Ein Akt der Kulturbarbarei
Politische Korrektheit: Die Entfernung eines Liebesgedichts an einer Berliner Hochschulfassade sorgt weiter für scharfe Kritik
Thorsten Thaler

Der Beschluß des Akademischen Senats der  Alice-Salomon-Hochschule, ein angeblich sexistisches Gedicht an ihrer Fassade zu übermalen, sorgt für empörte Reaktionen. Kulturstaatsministerin Monika Grütters (CDU) bezeichnete die geplante Übermalung als einen „erschreckenden Akt der Kulturbarbarei“. Wer das Grundrecht der Freiheit von Kunst und Kultur durch „vermeintliche“ Political Correctness unterhöhle, betreibe ein „gefährliches Spiel“, erklärte Grütters. Sie sieht in der Entscheidung ein weiteres Beispiel für eine Einschränkung der Kunst. Berlins Kultursenator Klaus Lederer hält sie für „überzogen und absurd“. Der Deutsche Kulturrat, Spitzenorganisation von 250 Kulturverbänden, reagierte „erschüttert“. Geschäftsführer Olaf Zimmermann schrieb auf Twitter, er hätte es „nie für möglich gehalten, daß eine Hochschule, die selbst Nutznießer der Kunst- und Wissenschaftsfreiheit ist, dieses Recht dermaßen mit Füßen tritt“.

Das auf Spanisch verfaßte Liebesgedicht mit dem Titel „avenidas“ stammt von dem bolivianisch-schweizerischen Lyriker Eugen Gomringer und lautet übersetzt: „Alleen/ Alleen und Blumen// Blumen/ Blumen und Frauen// Alleen/ Alleen und Frauen// Alleen und Blumen und Frauen und/ Ein Bewunderer“. Studenten der Alice-Salomon-Hochschule hatten das Gedicht bereits im April 2016 in einem offenen Brief an den Rektor Uwe Bettig kritisiert, weil es aus ihrer Sicht nicht nur eine „klassische patriarchale Kunsttradition“ reproduziere, sondern zudem „unangenehm“ an die alltägliche sexuelle Belästigung von Frauen erinnere. Als die Diskussion dann im vorigen Jahr hochkochte, bezeichnete der Schriftsteller und Ehrenpräsident des deutschen PEN, Christoph Hein, den Vorgang als „barbarischen Schwachsinn“. Die Schriftstellervereinigung zeigte sich „ zutiefst beunruhigt über eine Entwicklung, die darauf abzielt, der Kunst einen Maulkorb vorzuspannen oder sie gar zu verbieten“ (JF 38/17).
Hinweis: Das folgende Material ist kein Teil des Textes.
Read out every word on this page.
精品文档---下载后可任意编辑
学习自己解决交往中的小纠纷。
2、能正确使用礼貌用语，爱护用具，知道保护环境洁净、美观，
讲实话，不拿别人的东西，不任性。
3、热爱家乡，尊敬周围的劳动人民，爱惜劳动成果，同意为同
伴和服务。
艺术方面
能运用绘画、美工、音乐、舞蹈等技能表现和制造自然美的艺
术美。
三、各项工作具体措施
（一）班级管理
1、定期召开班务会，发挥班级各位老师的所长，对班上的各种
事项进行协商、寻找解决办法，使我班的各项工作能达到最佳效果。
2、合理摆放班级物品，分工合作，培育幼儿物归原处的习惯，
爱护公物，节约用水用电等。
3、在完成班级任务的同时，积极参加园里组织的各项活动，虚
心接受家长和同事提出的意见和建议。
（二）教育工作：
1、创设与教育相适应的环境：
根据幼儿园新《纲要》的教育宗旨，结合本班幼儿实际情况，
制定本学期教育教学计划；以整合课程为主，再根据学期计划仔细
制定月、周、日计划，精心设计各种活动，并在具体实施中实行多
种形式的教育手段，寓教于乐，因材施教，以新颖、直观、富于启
Doch die Alice-Salomon-Hochschule entschied vergangene Woche nun, das Werk übermalen zu lassen und „voraussichtlich“ im Herbst dieses Jahres durch Verszeilen der Poetik-Preisträgerin Barbara Köhler zu ersetzen. Künftig soll alle fünf Jahre ein neues Gedicht angebracht werden. Wie die Hochschulleitung mitteilte, soll das Gromringer-Gedicht darunter in Spanisch, Deutsch und Englisch auf einer Tafel angebracht werden, die auch an die Debatte darum erinnern werde. 
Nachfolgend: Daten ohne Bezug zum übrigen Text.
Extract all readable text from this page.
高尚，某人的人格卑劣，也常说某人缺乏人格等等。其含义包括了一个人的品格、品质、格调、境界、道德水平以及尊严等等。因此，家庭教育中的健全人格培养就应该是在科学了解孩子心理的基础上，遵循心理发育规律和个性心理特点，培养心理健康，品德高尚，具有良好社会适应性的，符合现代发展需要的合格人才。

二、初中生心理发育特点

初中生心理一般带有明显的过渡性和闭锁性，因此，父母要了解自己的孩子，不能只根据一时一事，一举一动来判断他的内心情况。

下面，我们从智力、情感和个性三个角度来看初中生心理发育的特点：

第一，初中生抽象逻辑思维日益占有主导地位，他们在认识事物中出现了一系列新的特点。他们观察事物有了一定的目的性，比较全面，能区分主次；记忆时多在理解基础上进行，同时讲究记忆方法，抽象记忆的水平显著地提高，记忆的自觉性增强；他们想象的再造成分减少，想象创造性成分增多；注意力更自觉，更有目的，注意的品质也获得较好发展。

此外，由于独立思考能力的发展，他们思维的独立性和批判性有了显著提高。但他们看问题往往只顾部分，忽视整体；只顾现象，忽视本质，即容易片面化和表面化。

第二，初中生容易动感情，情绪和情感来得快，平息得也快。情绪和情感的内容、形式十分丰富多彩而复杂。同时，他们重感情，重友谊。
Gomringer, der als Begründer der Konkreten Poesie gilt und 2011 ebenfalls den Poetik-Preis der Hochschule gewonnen hatte, kritisierte die Entscheidung. „Das ist ein Eingriff in die Freiheit von Kunst und Poesie“, so der 93jährige. Er sei ein „Opfer von Gender-Theorien und von mißverstandener Political Correctness“, sagte Gomringer gegenüber der Bild-Zeitung. „Das ist Zensur!“ Er behalte sich rechtliche Schritte vor.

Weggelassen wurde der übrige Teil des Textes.